How the numbers were produced

This is a modeling exercise, not a tested rack. AMD's methodology paper, published alongside the results, lays out the chain of estimates. The company first calculated power draw from the processor TDP plus supporting components, used that to derive how many 2P nodes fit within 100kW, then multiplied that node count by single-node performance captured in a small set of benchmarks. No full 100kW deployment was actually built and measured. The per-node figures are real measurements; the rack-scale totals are extrapolations from them.

The benchmark suite is built around general-purpose data center work rather than anything AI-specific, despite AMD framing the story around agentic AI. The topline result comes from SPEC CPU 2017 integer throughput. The supporting tests include:

  • Server-side Java via SPECjbb 2015
  • WRK driving load against an NGINX web server
  • redis-benchmark for in-memory workloads
  • Memcached for memory caching
  • TPROC-C on MySQL for database throughput

Performance for EPYC Venice.

These are the workloads that actually populate enterprise racks, which is the point AMD wants to make. Core-heavy, throughput-bound jobs scale with socket density, and a 256-core Zen 6 part gives AMD a large lead in raw thread count to amortize across a power budget. Integer throughput on SPEC CPU 2017 rewards exactly that kind of width.

The competitive context

The timing is not incidental. These estimates landed after Phoronix published a set of Vera results that Nvidia itself had curated, and AMD's response reads as a direct counter. Both vendors are now publishing selective, favorable numbers for parts that aren't broadly available, which means neither set should be treated as a verdict. Vera is Nvidia's Arm-based data center CPU paired with its Rubin GPU generation, and the company has its own reasons to present it in the best light.

What AMD is really doing here is laying groundwork. The Advancing AI event next month is where Venice, Zen 6 across the broader product stack, and the enterprise roadmap are expected to get real detail: clock targets, full SKU breakdowns, process node confirmation, and the platform specifics that determine whether the rack-scale math holds in shipping hardware.

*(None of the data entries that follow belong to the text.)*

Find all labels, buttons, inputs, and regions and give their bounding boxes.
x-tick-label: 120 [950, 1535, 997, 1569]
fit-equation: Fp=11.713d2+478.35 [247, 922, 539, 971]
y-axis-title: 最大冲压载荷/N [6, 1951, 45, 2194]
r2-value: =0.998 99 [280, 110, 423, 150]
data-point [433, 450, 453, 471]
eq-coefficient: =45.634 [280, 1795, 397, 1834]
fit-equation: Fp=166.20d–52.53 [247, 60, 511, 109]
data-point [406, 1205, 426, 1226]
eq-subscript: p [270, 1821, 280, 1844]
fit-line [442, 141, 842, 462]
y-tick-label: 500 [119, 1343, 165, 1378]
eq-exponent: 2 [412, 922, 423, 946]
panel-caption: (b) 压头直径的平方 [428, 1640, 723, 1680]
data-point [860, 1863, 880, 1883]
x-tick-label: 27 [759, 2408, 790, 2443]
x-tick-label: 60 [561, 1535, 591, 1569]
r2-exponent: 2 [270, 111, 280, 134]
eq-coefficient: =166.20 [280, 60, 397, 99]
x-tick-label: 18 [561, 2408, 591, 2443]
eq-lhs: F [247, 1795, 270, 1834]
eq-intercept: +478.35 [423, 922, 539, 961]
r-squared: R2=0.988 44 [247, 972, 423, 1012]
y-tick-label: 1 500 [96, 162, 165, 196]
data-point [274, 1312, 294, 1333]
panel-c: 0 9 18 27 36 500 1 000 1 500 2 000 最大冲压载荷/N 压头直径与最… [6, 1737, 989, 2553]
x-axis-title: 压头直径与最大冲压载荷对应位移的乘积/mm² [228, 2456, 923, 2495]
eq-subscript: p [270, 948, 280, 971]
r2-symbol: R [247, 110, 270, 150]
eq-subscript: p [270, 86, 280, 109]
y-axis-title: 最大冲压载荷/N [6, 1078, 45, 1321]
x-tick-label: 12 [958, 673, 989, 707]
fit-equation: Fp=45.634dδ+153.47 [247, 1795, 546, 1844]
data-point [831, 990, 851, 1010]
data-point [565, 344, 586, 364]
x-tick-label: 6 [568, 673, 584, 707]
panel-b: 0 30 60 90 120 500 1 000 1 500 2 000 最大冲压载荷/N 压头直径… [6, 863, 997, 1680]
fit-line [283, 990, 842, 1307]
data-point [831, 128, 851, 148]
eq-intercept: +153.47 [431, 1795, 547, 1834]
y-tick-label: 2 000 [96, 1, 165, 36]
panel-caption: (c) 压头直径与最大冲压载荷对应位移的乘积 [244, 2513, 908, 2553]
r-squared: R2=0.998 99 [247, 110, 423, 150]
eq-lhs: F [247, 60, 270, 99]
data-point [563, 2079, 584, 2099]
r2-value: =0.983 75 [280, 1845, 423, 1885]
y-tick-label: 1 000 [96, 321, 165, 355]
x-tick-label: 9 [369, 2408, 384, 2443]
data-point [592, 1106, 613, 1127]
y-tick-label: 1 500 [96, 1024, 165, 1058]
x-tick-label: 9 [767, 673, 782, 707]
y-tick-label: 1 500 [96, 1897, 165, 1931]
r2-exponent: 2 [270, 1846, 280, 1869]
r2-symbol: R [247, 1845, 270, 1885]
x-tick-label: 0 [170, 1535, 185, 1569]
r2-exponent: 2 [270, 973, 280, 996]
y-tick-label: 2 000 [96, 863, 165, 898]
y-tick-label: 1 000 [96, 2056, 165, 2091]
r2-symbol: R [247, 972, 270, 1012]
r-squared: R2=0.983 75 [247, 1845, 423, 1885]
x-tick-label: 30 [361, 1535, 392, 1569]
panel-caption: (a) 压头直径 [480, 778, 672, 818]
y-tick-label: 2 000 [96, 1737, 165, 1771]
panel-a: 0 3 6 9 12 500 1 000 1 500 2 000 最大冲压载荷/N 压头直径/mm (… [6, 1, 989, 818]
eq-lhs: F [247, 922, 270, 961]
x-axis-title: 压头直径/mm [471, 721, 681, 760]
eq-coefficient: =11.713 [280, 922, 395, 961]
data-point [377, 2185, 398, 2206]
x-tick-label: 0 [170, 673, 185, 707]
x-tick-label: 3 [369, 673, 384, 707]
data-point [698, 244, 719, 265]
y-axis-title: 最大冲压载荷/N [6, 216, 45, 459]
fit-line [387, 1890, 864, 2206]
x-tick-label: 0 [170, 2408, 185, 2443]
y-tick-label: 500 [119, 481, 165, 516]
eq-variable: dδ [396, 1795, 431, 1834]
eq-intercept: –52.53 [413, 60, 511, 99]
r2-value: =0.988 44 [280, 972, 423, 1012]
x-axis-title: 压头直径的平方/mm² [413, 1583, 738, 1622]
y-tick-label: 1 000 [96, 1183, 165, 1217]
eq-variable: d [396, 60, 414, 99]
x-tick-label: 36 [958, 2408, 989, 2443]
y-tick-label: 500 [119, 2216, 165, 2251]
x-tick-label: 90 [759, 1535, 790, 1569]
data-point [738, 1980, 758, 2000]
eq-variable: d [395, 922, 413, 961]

Zen 6 is widely expected to move to a more advanced TSMC node, which would account for much of the performance-per-watt headroom these projections assume.

A hand holding the Ryzen 7 9850X3D.

Until independent testing exists, the honest read is that AMD has shown a modeled advantage under conditions it selected, against a competitor part that is similarly pre-release. The 3.3x number tells you what AMD believes its core-count and efficiency strategy can deliver at the rack level. It does not yet tell you what a buyer will measure. The benchmarks AMD chose are credible and standard, the modeling approach is disclosed, and the rack-scale framing is a legitimate way to evaluate data center economics. All of that still sits on estimates rather than silicon in a lab. The figures worth waiting for are the ones from next month's event and, more importantly, the third-party reviews that follow Venice's actual launch.